Financing remains a challenge
“For example, the launch of the Ghana EXIM (Export Import) Bank ( http://EXIMBankGhana.com ) addresses the need for financing if business builders in the country are to grow the small business sector and exports. Financing remains a challenge for many smaller Ghanaian companies, so providing them with low-interest loans is an intervention that will make a difference.”

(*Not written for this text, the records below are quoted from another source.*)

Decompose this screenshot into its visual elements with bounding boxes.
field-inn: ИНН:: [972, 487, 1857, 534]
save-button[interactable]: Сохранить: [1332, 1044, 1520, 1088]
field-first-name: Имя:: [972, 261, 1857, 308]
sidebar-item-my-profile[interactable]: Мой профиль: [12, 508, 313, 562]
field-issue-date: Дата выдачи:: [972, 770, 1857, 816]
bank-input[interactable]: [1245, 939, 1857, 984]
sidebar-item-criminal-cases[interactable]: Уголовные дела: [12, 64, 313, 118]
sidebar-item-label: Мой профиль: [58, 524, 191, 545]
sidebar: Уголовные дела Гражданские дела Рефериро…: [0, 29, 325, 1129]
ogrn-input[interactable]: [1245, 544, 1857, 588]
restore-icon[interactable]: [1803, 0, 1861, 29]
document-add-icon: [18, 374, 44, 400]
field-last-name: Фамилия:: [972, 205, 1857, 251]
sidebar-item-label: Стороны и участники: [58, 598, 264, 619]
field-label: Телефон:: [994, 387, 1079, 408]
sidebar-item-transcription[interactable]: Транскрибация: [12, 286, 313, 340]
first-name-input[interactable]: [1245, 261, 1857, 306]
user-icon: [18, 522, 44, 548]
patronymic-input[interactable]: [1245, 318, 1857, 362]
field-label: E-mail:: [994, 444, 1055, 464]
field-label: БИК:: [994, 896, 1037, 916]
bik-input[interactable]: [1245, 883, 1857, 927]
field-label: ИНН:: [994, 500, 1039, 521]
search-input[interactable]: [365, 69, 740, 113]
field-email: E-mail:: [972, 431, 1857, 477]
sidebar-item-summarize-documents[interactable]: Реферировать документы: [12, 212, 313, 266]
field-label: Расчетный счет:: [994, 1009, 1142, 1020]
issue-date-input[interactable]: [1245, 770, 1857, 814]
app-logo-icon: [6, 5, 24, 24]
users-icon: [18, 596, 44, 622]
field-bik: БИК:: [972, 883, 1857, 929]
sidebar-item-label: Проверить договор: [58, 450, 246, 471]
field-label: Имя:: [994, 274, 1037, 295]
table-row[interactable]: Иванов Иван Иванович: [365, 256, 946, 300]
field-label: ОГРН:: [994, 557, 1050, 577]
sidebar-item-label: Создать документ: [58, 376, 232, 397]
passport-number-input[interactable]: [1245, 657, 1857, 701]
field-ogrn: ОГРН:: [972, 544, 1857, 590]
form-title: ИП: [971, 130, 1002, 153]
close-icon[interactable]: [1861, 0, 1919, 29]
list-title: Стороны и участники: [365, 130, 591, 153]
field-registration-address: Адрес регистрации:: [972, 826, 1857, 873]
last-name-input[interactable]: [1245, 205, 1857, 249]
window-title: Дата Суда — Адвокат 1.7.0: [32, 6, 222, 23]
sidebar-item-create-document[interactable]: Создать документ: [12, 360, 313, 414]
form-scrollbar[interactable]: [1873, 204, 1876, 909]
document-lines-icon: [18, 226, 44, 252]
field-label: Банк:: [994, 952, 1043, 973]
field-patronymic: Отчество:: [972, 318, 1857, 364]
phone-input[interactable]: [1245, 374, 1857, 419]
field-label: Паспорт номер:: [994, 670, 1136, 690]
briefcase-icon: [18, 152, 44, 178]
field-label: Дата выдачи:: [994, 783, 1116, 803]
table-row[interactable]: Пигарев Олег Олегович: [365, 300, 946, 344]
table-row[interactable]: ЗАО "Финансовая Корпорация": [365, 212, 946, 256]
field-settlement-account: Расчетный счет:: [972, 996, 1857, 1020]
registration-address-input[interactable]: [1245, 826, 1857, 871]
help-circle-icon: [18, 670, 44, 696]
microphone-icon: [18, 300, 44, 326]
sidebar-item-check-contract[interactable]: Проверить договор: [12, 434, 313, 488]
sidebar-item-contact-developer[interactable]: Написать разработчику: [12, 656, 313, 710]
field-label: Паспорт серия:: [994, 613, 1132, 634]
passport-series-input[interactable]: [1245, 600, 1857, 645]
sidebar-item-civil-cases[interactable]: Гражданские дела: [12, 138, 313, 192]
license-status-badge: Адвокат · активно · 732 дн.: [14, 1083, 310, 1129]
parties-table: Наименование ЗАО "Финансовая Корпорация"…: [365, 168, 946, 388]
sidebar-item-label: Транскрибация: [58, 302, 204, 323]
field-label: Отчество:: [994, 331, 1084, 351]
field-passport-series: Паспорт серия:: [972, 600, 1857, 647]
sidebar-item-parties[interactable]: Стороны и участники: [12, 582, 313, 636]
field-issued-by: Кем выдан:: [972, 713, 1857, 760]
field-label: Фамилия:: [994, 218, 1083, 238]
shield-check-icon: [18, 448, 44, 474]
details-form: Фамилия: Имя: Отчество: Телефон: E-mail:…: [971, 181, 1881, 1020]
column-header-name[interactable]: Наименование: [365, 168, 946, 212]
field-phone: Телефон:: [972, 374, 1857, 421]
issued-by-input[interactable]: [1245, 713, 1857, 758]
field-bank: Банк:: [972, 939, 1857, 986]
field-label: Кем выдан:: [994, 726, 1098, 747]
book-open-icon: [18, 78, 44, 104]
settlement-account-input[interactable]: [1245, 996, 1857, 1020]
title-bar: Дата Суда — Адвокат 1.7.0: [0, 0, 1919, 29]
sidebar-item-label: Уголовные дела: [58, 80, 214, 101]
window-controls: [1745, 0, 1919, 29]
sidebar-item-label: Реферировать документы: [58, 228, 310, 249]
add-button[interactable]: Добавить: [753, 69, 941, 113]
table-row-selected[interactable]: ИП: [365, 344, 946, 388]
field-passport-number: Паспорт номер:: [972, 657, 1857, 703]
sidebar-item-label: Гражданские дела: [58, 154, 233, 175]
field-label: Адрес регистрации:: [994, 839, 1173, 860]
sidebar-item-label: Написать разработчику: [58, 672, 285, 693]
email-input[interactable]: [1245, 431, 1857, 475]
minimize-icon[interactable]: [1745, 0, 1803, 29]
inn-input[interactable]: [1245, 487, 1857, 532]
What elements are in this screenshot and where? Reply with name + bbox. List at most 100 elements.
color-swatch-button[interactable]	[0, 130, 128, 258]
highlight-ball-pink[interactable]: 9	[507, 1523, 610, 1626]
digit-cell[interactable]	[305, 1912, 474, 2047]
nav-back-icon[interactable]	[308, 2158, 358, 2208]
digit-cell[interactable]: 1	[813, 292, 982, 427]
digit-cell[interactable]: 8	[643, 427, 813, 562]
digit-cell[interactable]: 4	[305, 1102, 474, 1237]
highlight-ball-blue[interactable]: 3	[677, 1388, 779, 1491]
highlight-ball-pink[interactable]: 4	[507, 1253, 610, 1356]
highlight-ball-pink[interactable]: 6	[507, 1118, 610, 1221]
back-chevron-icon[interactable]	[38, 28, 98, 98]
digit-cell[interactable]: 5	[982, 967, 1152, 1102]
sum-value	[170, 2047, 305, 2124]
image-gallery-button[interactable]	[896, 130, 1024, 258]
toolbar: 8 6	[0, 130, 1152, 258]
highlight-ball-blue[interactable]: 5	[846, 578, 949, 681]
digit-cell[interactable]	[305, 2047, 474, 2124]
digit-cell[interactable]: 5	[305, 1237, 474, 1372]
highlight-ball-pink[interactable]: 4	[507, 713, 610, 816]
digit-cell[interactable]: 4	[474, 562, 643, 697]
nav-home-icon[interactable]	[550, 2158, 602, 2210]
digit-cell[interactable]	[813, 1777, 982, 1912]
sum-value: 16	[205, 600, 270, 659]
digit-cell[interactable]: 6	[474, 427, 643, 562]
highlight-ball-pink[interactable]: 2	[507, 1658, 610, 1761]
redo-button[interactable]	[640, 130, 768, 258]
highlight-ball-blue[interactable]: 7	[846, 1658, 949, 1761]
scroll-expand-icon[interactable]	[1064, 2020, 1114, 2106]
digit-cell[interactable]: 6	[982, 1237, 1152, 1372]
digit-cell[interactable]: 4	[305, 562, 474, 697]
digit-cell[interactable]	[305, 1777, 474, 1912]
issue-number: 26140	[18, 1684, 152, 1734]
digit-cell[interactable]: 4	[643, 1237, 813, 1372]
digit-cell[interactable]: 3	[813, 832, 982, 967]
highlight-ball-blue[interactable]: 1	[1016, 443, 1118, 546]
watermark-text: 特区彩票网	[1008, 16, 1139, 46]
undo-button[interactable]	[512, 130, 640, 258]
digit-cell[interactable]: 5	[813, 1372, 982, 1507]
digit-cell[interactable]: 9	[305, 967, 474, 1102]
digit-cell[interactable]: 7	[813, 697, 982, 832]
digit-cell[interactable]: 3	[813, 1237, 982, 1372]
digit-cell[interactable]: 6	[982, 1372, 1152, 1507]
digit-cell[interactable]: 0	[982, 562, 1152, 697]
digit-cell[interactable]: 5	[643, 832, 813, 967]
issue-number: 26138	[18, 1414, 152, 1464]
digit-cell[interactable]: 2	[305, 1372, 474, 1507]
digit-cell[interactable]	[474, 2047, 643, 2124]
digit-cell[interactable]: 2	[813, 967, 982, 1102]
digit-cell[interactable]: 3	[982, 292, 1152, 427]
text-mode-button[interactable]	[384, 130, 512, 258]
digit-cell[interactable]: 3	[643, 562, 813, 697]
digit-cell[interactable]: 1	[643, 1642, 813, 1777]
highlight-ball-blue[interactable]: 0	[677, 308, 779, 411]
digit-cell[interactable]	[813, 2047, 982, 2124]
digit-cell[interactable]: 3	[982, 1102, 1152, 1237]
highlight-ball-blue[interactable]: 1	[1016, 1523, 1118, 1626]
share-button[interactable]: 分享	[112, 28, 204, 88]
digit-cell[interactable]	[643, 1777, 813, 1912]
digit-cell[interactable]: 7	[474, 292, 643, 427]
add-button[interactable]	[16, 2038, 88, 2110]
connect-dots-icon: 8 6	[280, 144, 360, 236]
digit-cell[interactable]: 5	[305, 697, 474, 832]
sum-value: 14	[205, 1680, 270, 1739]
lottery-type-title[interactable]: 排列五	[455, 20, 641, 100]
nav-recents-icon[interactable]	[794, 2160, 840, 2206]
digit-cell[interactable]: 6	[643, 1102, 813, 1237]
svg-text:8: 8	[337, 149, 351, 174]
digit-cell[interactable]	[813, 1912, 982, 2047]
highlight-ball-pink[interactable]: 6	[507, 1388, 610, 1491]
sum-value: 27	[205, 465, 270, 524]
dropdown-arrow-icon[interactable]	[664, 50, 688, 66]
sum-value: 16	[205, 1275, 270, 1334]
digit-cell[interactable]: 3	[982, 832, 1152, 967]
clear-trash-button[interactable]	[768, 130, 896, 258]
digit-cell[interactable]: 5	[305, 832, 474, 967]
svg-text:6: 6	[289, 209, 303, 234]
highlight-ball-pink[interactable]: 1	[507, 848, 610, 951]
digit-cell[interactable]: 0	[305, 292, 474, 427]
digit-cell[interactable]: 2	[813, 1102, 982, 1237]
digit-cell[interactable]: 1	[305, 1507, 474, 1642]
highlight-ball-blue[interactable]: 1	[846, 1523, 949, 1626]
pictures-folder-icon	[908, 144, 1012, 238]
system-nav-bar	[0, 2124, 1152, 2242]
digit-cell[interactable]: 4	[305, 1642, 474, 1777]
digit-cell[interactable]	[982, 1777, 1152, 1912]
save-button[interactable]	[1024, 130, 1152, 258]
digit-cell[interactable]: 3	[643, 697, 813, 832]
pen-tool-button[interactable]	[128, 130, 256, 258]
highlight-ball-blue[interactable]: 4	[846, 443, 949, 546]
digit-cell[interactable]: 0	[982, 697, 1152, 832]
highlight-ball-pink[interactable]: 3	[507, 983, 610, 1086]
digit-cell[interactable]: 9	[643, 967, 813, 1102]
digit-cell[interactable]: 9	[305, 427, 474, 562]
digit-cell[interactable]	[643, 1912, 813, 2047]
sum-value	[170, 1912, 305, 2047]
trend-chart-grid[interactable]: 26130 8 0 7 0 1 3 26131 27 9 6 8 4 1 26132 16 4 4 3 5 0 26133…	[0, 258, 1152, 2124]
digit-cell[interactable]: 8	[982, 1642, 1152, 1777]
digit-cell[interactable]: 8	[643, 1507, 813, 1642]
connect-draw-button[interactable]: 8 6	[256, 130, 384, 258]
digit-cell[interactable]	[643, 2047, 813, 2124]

Another area where focus could pay off is skills development, particularly with an emphasis on the science, technology, engineering and mathematics skills needed to boost the economy into the digital age and services economy. Ghana should also look at how investments in roads, power and telecoms – in partnership with the private sector – might drive growth by lifting productivity; it could also be a way to create opportunities for small businesses through procurement.
Modernising government IT
Modernising the government’s ICT system is another opportunity, Nmonwu says. “By implementing the right accounting, payroll and citizen interaction systems, the government can improve efficiencies while showing its commitment to accountability and transparency,” he adds. “It can also use online technology to make it easier for entrepreneurs and individuals to interact with the government.”
“Entrepreneurship has the potential to power the economies in West African countries. It is entrepreneurs who are the drivers of prosperity, and it is in government’s interest to support them,” he says. “Business builders take risks to follow their dreams and pursue their passions, and they hold the key to West Africa’s prosperity.”